London - A doctor from India Friday became the first person
to be sentenced in Britain in connection with the attempted car
bombing of Glasgow airport in Scotland last June.
Sabeel Ahmed, the brother of one of the bombers, was sentenced to
18 months at the Old Bailey Criminal Court in London, but walked free
as the time he had already spent in pre-trial detention was taken
into account.
The 26-year-old, who had earlier admitted withholding information
relating to the attack, would be voluntarily repatriated to India,
the court ruled.
His brother Kafeel Ahmed, who drove a blazing jeep at the main
entrance of Glasgow airport on June 30, 2007, died of his severe
injuries five weeks later.
The court heard that Sabeel Ahmed, who is from Bangalore, received
a telephone text message alerting him to an e-mail from his brother
in which a reference was made to the impending attack.
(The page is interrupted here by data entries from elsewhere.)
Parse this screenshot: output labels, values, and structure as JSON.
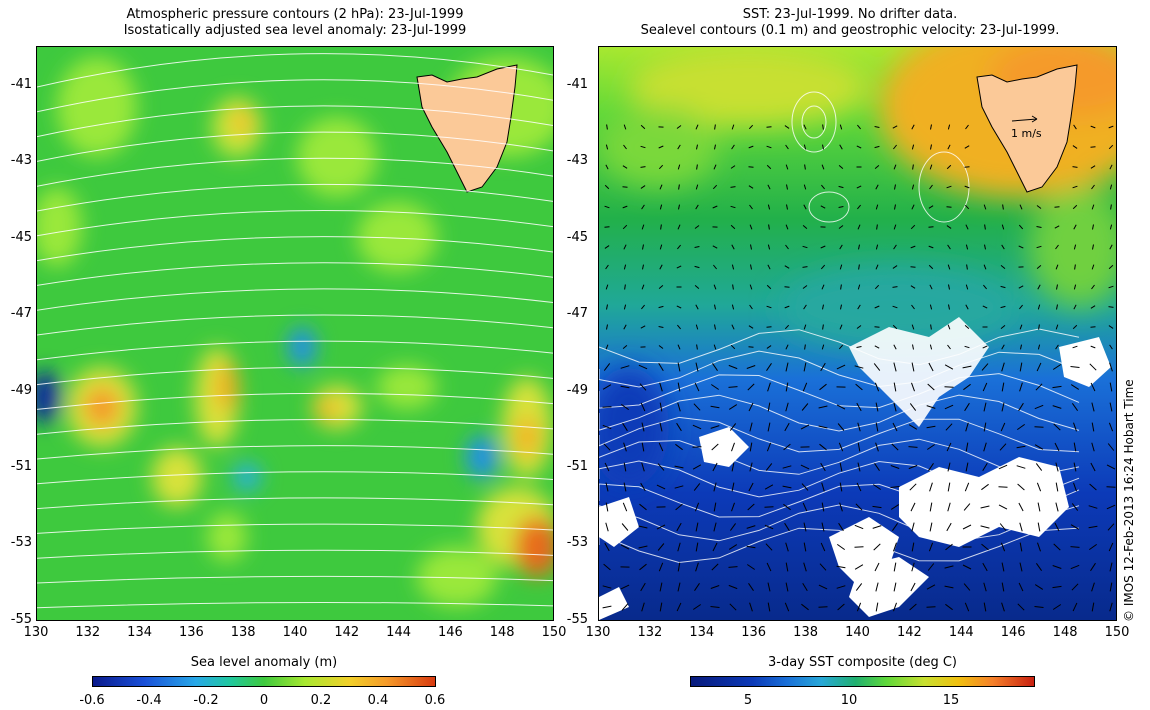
{
  "left_panel": {
    "title_line1": "Atmospheric pressure contours (2 hPa): 23-Jul-1999",
    "title_line2": "Isostatically adjusted sea level anomaly: 23-Jul-1999",
    "colorbar_title": "Sea level anomaly (m)",
    "colorbar_ticks": [
      "-0.6",
      "-0.4",
      "-0.2",
      "0",
      "0.2",
      "0.4",
      "0.6"
    ]
  },
  "right_panel": {
    "title_line1": "SST: 23-Jul-1999. No drifter data.",
    "title_line2": "Sealevel contours (0.1 m) and geostrophic velocity: 23-Jul-1999.",
    "colorbar_title": "3-day SST composite (deg C)",
    "colorbar_ticks": [
      "5",
      "10",
      "15"
    ],
    "velocity_scale_label": "1 m/s"
  },
  "axes": {
    "lat_ticks": [
      "-41",
      "-43",
      "-45",
      "-47",
      "-49",
      "-51",
      "-53",
      "-55"
    ],
    "lon_ticks": [
      "130",
      "132",
      "134",
      "136",
      "138",
      "140",
      "142",
      "144",
      "146",
      "148",
      "150"
    ]
  },
  "credit": "© IMOS 12-Feb-2013 16:24 Hobart Time",
  "colors": {
    "land": "#fbc998",
    "sla_base": "#3ec93e",
    "sst_warm": "#f0c010",
    "sst_cold": "#0a2a9c",
    "contour": "#ffffff"
  }
}
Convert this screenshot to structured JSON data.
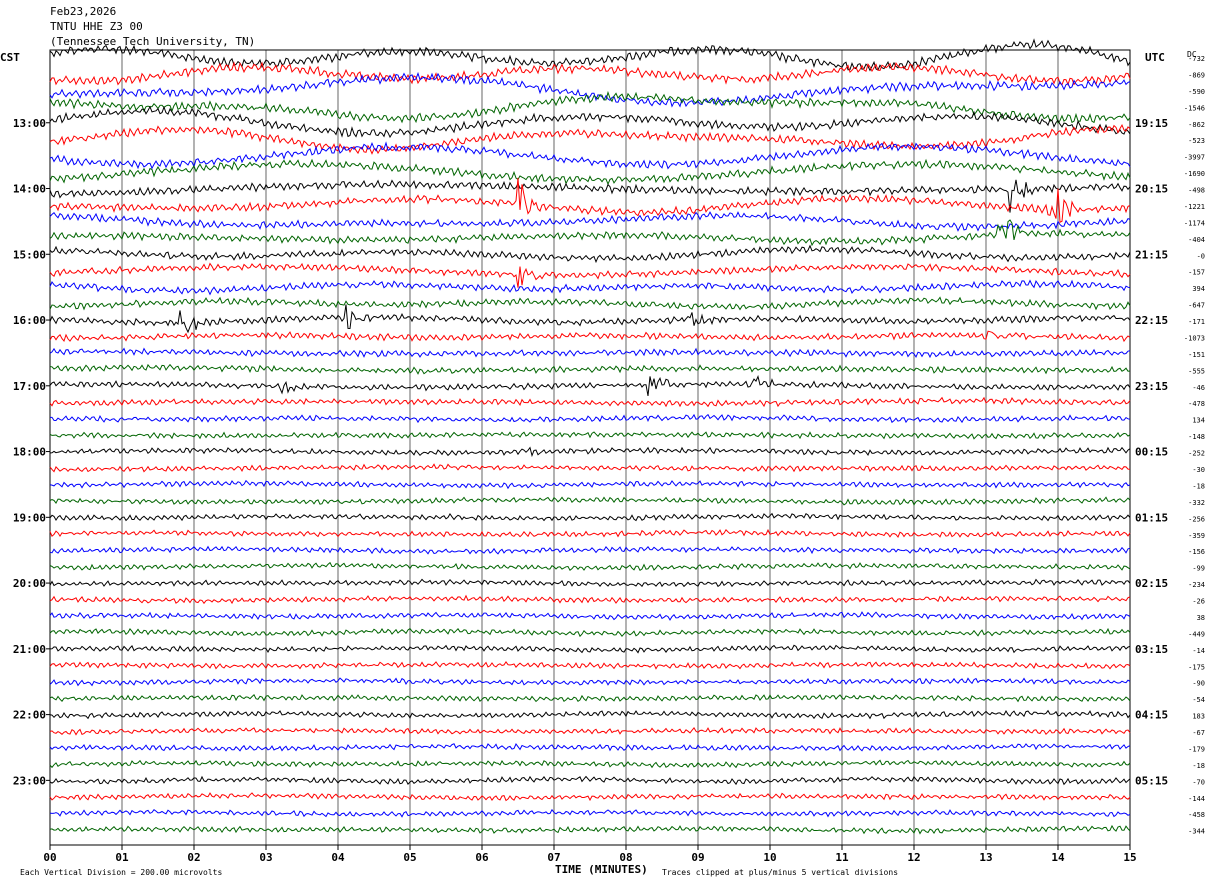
{
  "header": {
    "date": "Feb23,2026",
    "station": "TNTU HHE Z3 00",
    "institution": "(Tennessee Tech University, TN)"
  },
  "chart_data": {
    "type": "line",
    "title": "TNTU HHE Z3 00",
    "left_axis_label": "CST",
    "right_axis_label": "UTC",
    "dc_label": "DC",
    "xlabel": "TIME (MINUTES)",
    "x_ticks": [
      "00",
      "01",
      "02",
      "03",
      "04",
      "05",
      "06",
      "07",
      "08",
      "09",
      "10",
      "11",
      "12",
      "13",
      "14",
      "15"
    ],
    "xlim": [
      0,
      15
    ],
    "left_time_labels": [
      "13:00",
      "14:00",
      "15:00",
      "16:00",
      "17:00",
      "18:00",
      "19:00",
      "20:00",
      "21:00",
      "22:00",
      "23:00"
    ],
    "right_time_labels": [
      "19:15",
      "20:15",
      "21:15",
      "22:15",
      "23:15",
      "00:15",
      "01:15",
      "02:15",
      "03:15",
      "04:15",
      "05:15"
    ],
    "dc_offsets": [
      "-732",
      "-869",
      "-590",
      "-1546",
      "-862",
      "-523",
      "-3997",
      "-1690",
      "-498",
      "-1221",
      "-1174",
      "-404",
      "-0",
      "-157",
      "394",
      "-647",
      "-171",
      "-1073",
      "-151",
      "-555",
      "-46",
      "-478",
      "134",
      "-148",
      "-252",
      "-30",
      "-18",
      "-332",
      "-256",
      "-359",
      "-156",
      "-99",
      "-234",
      "-26",
      "38",
      "-449",
      "-14",
      "-175",
      "-90",
      "-54",
      "183",
      "-67",
      "-179",
      "-18",
      "-70",
      "-144",
      "-458",
      "-344"
    ],
    "trace_colors": [
      "#000000",
      "#ff0000",
      "#0000ff",
      "#006400"
    ],
    "traces_per_hour": 4,
    "trace_count": 48,
    "scale_note": "Each Vertical Division =  200.00 microvolts",
    "clip_note": "Traces clipped at plus/minus 5 vertical divisions",
    "events": [
      {
        "trace": 8,
        "minute": 13.3,
        "amp": 28
      },
      {
        "trace": 9,
        "minute": 13.9,
        "amp": 40
      },
      {
        "trace": 11,
        "minute": 13.2,
        "amp": 30
      },
      {
        "trace": 9,
        "minute": 6.5,
        "amp": 30
      },
      {
        "trace": 13,
        "minute": 6.5,
        "amp": 18
      },
      {
        "trace": 14,
        "minute": 7.1,
        "amp": 10
      },
      {
        "trace": 16,
        "minute": 1.8,
        "amp": 18
      },
      {
        "trace": 16,
        "minute": 4.1,
        "amp": 16
      },
      {
        "trace": 16,
        "minute": 8.9,
        "amp": 10
      },
      {
        "trace": 17,
        "minute": 13.0,
        "amp": 10
      },
      {
        "trace": 20,
        "minute": 3.2,
        "amp": 10
      },
      {
        "trace": 20,
        "minute": 8.3,
        "amp": 16
      },
      {
        "trace": 20,
        "minute": 9.7,
        "amp": 14
      },
      {
        "trace": 24,
        "minute": 6.6,
        "amp": 6
      },
      {
        "trace": 28,
        "minute": 5.5,
        "amp": 4
      }
    ]
  }
}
In it, Kafeel Ahmed said: 'This is the project that I was working
on for some time now. Everything else was a lie. I sincerely
apologize and pray that you forgive me for keeping this from you. It
was for your safety and for the sake of the project.'
Furthermore, Kafeel Ahmed asked his brother to protect him by
telling the police that he was working on a global warming project in
Iceland.
'If they can't figure out who it was, then keep me alive as long
as possible,' the e-mail read, according to details released by the
court.
But Sabeel Ahmed, who was working as a doctor in Liverpool at the
time, only opened his e-mail account after the attack, the court
heard. He did not tell the police about the information immediately
after his arrest.
A court commentator said the relative leniency of the sentence,
and Sabeel Ahmed's immediate release Friday to enable him to return
to India, showed that the judges were convinced that the accused did
not know about the terror plan in advance.
'I accept that so far as you personally were concerned there is no
sign of your being an extremist or party to extremist views,' the
presiding judge said.
However, he ruled that Sabeel Ahmed had agreed to tell the police
his brother's cover story.
A day before the Glasgow attack, police in London were able to
prevent the car bombing of a packed nightclub that has been linked by
prosecutors to the attempted airport bombing.
Two of his accomplices, Bilal Abdullah, and Mohammed Asha, also
doctors, face trial later this year.